Controversial proposal recommends new skills pathways outside apprenticeships

More trade qualifications should be delivered outside traditional four-year apprenticeships under a controversial Australian Productivity Commission proposal recommended to the federal government.

Training providers are in favour of the proposal, but the Australian Industry Group and unions warn that moving away from traditional workplace-based apprenticeships could threaten the quality of training.

Jayden Fleischer is a fourth-year apprentice carpenter. The Australian Productivity Commission has recommended reducing barriers to apprenticeship and non-apprenticeship pathways.Credit:Peter Rae

The Australian Productivity Commission's final report on reforming the skills training sector released on Thursday says the apprenticeship pathway "can be time consuming and act as a major barrier, particularly for mature-age workers", taking up to four years to complete.

"Competency-based wage progression allows apprentices to progress through their apprenticeship faster, and receive higher wages sooner, if they can demonstrate competency of skills earlier than the nominal time-based progression," the report says.

The Commission has also recommended the expansion of student loans for more certificate and diploma courses and says greater contestability in funding arrangements for publicly-owned TAFE providers would help governments get a better return on the $6.4 billion spent on vocational education and training (VET). A more nationally consistent approach to course subsidies and fees was also recommended.

Craig Robertson, chief executive officer for peak body TAFE Directors Australia conceded that some private providers may try to exploit the opportunity to provide trade qualifications without completion of on-the-job training. But many experienced workers could benefit from training options outside formal apprenticeships for trades including electrical, engineering and plumbing.

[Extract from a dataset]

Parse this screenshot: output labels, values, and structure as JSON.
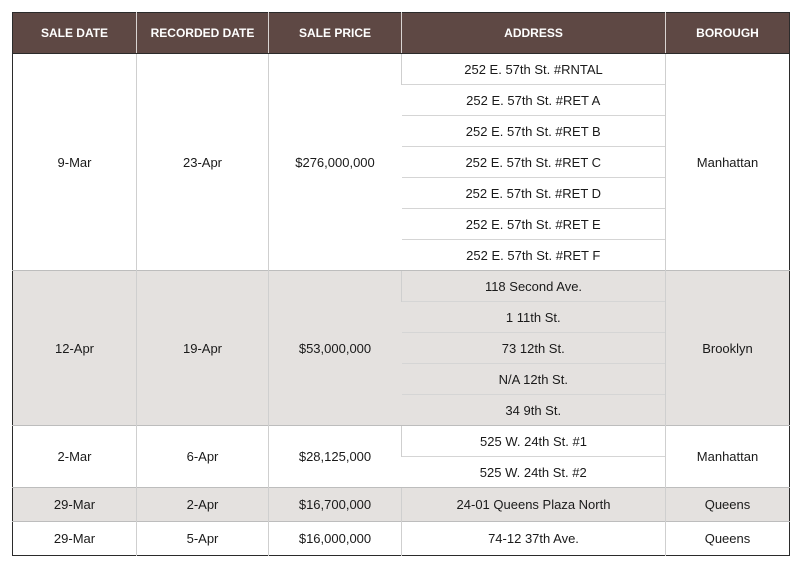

"There needs to be a fair pathway those people who have got the work experience but just need some new skills to become a tradesperson, but without compromising quality," he said.

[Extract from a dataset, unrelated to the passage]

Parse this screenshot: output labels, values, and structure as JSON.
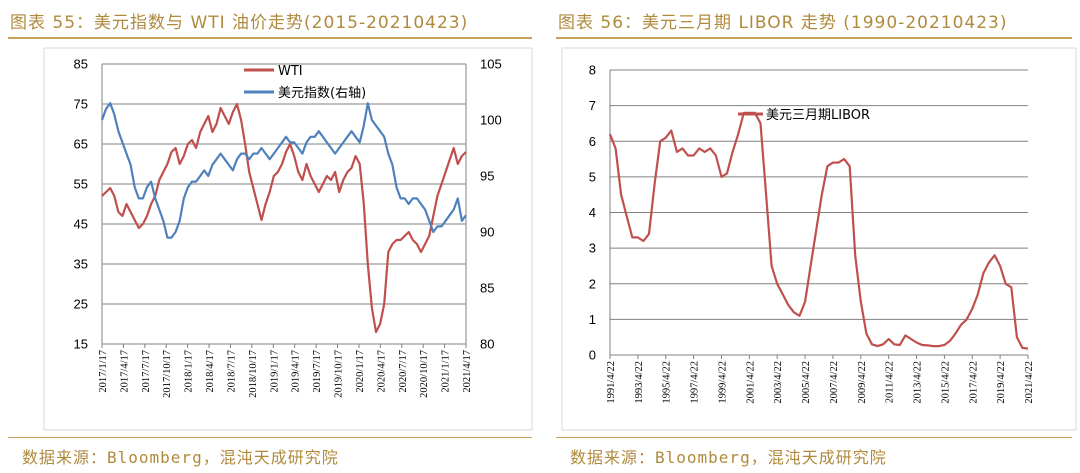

"While this recommendation may have merit it is a matter for industry and unions to settle in conjunction with governments."

The Australian Industry Group backs a new national agreement to support skills training reform in Australia, but believes engineering and electrical skills still need to be delivered through workplace apprenticeships.

Ai Group's head of workforce development Megan Lilly said the Australian apprenticeship system needed to develop "critical skills to help drive the economy".

"This reform needs to be driven from a clear understanding that trade skills are best developed in the context of work, and continuing with apprenticeship-only qualifications for some trades is necessary," she said.

"We need to develop complex skills through real work application over time. This is the best guarantee for job-readiness, relevance and employability."

Ms Lilly said the VET sector has long needed a more coherent national approach that focuses upon meeting the current and future needs of employers and students.

Training sector analyst Claire Field said the commission's recommendation to expand non-apprenticeship training options for traditional trade training was likely to be resisted by a majority of employers and unions "who will worry that learners won’t learn the practical, on-the-job knowledge they need".

"As we’ve seen during COVID with training moving online and out of the classroom or workplace, some flexibility can be accommodated and make sense," she said. "This kind of option could be useful to help unemployed students enter a trade but they’d still need some time in the workplace. These kinds of recommendations have been made before and not been widely taken-up because the on-the-job component is seen as so important.”

Robin Shreeve, a former deputy director-general of TAFE NSW agreed with the commission's view that TAFE needed to be more autonomous, similar to universities, to compete with other providers for funding.

"There are limitations to what competition and marketisation can achieve," he said. "I'm a great believer in extending access but you can do that by means other than just more income contingent loans."

The Australian Education Union federal president Correna Haythorpe said the Commission's recommendation that governments should make VET funding would narrow course options for students and diminish TAFE. She said the majority of registered training organisations provide fewer than 15 courses while TAFEs provide up to 500 because of guaranteed public funding.

Employment and Skills Minister Michaelia Cash said the Productivity Commission’s final report into the National Agreement on Skills and Workforce Development (NASWD) confirms it is "no longer fit for purpose and a new national skills agreement is needed".

“This report shows that our world-class VET system can be improved with a more transparent and consistent funding model,” Minister Cash said.

“It’s clear the NASWD is overdue for a replacement, but with a major overhaul we could achieve a better return on public investment."

The federal government is negotiating a new National Skills Agreement with state and territory governments. Senator Cash said the agreement needed to ensure resources targeted the skills needed for Australia's economic recovery. A spokeswoman for Senator Cash said the Morrison Government wants to move to a more transparent and consistent funding model that is linked to the level of training activity, "so we can be confident we are funding training linked to jobs".

Treasurer Josh Frydenberg said the federal government's $7 billion investment in the VET system would help support Australia's recovery from the COVID-19 crisis and future growth.